XClose

Joint Research Office

Home
Menu

Researchers studying rates of Covid-19 among healthcare workers

21 April 2020

UCLH front-facing healthcare staff including nurses, clinicians, nursing assistants, pharmacists and ward clerks are taking part in an observational study looking at rates of Covid-19 infection among healthcare workers.

The Evaluation to Inform Response (SAFER) study, which is being run at UCLH and Royal Liverpool University Hospital, has recruited staff from Accident and Emergency, the Adult Medical Admissions Unit, the Infectious Diseases ward, the Intensive Care Unit and Haematology Services.

Staff enrolling on the study will have baseline and monthly serological testing – blood testing measuring the body’s immune response to infection – for 3 months, and twice-weekly nose and throat swabs for upper respiratory tract viral infections. Samples will be tested retrospectively, offering results to staff at least 2 months after the end of the study.

Researchers will also interview healthcare workers on their experience of working during the outbreak and how they perceive the risks to themselves and their families.

By looking at staff who are symptomatic and asymptomatic for respiratory tract symptoms whilst at work, and the proportion who have SARS-CoV-2 infection, researchers hope they will be able to better understand staff health and safety, hospital infection prevention and control, and improve the evidence-base for the protection of patients and staff from outbreaks and epidemics of respiratory infections.

The investigators in the study funded by the Medical Research Council and UK Research and Innovation aim to influence policies for NHS staff management during the pandemic with preliminary analyses and importantly produce definitive data on how best to protect staff during future epidemics.

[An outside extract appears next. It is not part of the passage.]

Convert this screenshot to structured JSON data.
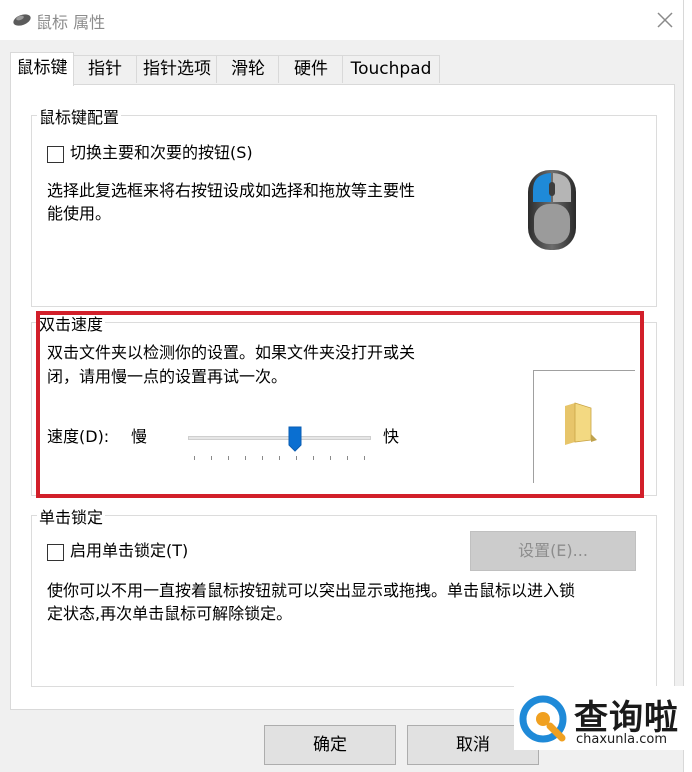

Lead researcher Dr Eleni Nastouli, Head of Virology at UCLH, said: “I am delighted the MRC/UKRI are giving us the unique opportunity to inform best practice for staff management during the pandemic. Co-investigators Andrew Hayward, Susan Michie, Ed Manley and Sarah Edwards are leaders in healthcare research in their fields and we are confident we can rapidly assist our colleagues by delivering excellent research. The project stems from our core clinical practice within Virology and Occupational Health at UCLH and would have been impossible without Catherine Houlihan, my talented colleague who just joined UCLH, and our Virology Team, Nina Vora, Jude Heaney and Mozza Spyer. I would like to thank all the wonderful UCLH staff for making this possible!”